Corriere della Sera, 15 novembre 2021
Sulle dimissioni di Julián Carrón
Non si può parlare di dimissioni polemiche, perché Julián Carrón è un uomo così mite e così lontano dalle tentazioni della zuffa politica che è difficile immaginarlo polemico. Ma che si tratti del gesto di un uomo amareggiato, e che contenga una sfida a chi l’ha spinto a farlo, non sembrano esserci dubbi. Non foss’altro per i tempi.
Le dimissioni arrivano infatti, a sorpresa, due anni prima del termine ultimo richiesto dal Vaticano a tutti i movimenti ecclesiali per rinnovare guida e statuto, e prima che emergesse una ipotesi sulla successione alla presidenza del movimento fondato da don Giussani. Non a caso nella lettera di addio Carrón dice apertamente che la sua decisione «porterà ciascuno ad assumersi in prima persona la responsabilità del carisma». Il presidente di Cl ha insomma voluto togliere alibi ai suoi critici interni, spogliarsi di ogni potere e liberare così la scelta della nuova guida dalla sua tutela. Il che va nel senso della riforma di Francesco, che vuole mettere fine alle leadership carismatiche e a vita. Si vede che Carrón ha preferito evitare altri due anni come l’ultimo che ha vissuto. In cui le tensioni interne al movimento, e l’attivismo dei “nostalgici del passato”, l’hanno usato come capro espiatorio, mettendolo sotto pressione e trovando sponde in Vaticano.
Carrón è stato il traghettatore che ha portato Cl fuori dalle secche della iper politicizzazione e delle inchieste giudiziarie, in cui era stata spinta da quel Movimento Popolare che a Milano aveva il suo indiscusso leader in Roberto Formigoni. Con una lettera pubblicata nel maggio del 2012, nella quale con toni accorati chiedeva “perdono” a nome del movimento, il teologo spagnolo ammetteva che «se Cl si è identificata con l’attrattiva del potere, dei soldi, di stili di vita che nulla hanno a che vedere con quello che abbiamo incontrato, qualche pretesto dobbiamo averlo dato». E aggiungeva, prendendo le distanze: «Non esistono politici di Cl».

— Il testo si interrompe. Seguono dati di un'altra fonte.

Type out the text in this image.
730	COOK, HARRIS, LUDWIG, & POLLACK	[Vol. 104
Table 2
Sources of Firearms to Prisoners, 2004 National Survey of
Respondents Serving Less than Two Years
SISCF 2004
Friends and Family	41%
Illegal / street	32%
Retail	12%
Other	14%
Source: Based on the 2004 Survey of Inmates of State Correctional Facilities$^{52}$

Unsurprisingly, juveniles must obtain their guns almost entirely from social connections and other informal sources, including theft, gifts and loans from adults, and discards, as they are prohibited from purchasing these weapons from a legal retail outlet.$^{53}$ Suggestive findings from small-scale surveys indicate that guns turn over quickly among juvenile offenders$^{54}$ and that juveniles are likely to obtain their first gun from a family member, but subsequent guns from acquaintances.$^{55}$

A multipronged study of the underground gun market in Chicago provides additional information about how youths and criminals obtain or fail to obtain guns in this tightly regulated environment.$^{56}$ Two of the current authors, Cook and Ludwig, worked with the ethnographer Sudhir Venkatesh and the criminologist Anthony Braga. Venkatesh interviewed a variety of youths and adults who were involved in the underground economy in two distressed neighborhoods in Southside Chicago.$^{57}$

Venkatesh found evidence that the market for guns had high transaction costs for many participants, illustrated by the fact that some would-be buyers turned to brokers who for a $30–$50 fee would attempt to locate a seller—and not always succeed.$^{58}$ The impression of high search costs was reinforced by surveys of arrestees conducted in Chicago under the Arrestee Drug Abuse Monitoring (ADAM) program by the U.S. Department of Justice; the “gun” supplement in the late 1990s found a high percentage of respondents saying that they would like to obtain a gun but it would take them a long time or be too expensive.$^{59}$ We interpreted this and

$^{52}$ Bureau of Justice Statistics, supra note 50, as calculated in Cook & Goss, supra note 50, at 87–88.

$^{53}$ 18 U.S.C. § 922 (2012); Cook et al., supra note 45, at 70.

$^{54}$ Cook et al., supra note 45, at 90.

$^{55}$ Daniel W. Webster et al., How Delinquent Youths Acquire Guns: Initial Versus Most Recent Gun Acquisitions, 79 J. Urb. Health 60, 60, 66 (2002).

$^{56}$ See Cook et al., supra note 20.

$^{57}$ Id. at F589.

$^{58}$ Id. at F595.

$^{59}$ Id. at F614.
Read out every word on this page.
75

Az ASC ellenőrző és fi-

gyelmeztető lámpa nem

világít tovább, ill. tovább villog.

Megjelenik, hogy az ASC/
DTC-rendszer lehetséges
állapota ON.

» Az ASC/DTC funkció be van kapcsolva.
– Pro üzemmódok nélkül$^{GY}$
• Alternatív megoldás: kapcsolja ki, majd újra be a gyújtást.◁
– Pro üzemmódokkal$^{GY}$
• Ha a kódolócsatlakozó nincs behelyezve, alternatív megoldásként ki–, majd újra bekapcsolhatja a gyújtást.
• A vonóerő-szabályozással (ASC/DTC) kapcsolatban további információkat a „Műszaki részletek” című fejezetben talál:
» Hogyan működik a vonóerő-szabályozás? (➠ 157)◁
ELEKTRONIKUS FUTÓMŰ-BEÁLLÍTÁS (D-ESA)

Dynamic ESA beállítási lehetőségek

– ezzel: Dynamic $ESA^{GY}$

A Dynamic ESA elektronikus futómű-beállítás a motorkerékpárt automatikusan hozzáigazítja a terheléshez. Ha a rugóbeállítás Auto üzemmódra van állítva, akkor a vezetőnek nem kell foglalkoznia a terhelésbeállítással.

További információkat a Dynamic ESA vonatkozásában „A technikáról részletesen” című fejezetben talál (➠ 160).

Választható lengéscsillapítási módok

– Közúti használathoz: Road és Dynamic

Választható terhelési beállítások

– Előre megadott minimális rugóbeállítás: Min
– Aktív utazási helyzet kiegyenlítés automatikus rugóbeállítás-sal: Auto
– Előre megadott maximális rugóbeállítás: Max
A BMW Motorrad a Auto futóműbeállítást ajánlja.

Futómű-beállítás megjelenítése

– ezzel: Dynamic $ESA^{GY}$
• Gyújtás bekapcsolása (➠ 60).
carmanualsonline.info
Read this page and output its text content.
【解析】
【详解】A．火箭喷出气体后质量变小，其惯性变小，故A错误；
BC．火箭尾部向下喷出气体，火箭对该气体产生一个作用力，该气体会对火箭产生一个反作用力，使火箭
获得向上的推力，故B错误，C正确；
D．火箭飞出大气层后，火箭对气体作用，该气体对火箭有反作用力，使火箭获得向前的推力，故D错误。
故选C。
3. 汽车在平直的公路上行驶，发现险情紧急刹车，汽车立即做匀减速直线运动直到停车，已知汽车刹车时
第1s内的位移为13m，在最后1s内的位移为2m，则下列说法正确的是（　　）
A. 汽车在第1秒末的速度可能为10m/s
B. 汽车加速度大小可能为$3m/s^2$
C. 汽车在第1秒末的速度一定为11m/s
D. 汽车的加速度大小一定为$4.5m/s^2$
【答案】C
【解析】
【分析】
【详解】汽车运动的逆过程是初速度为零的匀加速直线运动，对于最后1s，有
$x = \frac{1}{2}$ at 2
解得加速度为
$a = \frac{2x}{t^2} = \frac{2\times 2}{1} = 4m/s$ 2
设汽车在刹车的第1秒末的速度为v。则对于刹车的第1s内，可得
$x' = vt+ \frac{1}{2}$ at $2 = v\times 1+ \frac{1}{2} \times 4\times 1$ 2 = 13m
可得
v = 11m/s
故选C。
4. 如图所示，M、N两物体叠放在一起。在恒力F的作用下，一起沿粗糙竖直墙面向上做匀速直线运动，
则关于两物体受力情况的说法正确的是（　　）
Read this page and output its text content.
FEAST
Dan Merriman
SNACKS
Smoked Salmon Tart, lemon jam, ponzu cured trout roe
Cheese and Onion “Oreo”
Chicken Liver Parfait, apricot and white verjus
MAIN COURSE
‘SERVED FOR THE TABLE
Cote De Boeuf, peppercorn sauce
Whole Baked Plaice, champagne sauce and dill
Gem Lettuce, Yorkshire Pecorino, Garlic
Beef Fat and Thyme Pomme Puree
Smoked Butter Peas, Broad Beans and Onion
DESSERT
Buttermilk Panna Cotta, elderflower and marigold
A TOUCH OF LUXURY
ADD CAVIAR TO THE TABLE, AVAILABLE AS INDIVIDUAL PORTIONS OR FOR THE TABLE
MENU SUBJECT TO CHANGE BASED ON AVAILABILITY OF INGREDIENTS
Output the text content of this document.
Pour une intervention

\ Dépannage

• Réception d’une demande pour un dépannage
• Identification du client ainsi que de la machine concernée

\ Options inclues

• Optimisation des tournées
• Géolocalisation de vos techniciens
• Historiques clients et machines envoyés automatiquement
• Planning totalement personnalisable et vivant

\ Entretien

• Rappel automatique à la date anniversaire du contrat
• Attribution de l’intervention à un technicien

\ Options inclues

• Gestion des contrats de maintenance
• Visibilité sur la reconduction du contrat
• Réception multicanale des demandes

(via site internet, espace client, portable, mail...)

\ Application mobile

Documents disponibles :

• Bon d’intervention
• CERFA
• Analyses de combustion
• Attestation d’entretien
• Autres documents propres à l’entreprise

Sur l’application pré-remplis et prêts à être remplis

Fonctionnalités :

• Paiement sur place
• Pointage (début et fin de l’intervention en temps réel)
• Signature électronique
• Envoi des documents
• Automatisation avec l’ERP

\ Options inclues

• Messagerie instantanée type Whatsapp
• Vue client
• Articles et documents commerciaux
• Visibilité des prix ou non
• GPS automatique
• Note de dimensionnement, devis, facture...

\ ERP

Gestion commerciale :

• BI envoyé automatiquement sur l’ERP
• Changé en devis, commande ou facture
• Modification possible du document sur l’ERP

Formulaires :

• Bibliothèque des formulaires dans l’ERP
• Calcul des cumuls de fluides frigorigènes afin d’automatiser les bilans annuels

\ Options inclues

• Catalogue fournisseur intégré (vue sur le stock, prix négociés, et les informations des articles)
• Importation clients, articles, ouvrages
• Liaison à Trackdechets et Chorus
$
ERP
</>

Paradossalmente la contestazione che ha portato fino alla rottura di ieri è nata proprio tra i Memores Domini, i laici di Cl che, un po’ come i “Numerari” dell’Opus Dei, vivono seguendo i voti di povertà, castità e obbedienza, e di cui fanno parte tra gli altri anche Formigoni e le quattro suore laiche che assistono il papa emerito Benedetto XVI. Lo scontro aveva portato in settembre il pontefice a commissariare l’associazione di cui Carrón era anche assistente ecclesiastico; ma con l’arcivescovo Santoro, di lunga appartenenza ciellina.
Difficile prevedere ciò che sarà ora di Cl, un movimento che fin dalla sua fondazione nel 1954 ha sempre conosciuto una leadership carismatica, prima con don Giussani e ora con Julián Carrón. Tanto che non si esclude un commissariamento, in attesa che il Dicastero per i laici del Vaticano approvi il nuovo statuto e dia il via libera alle elezioni.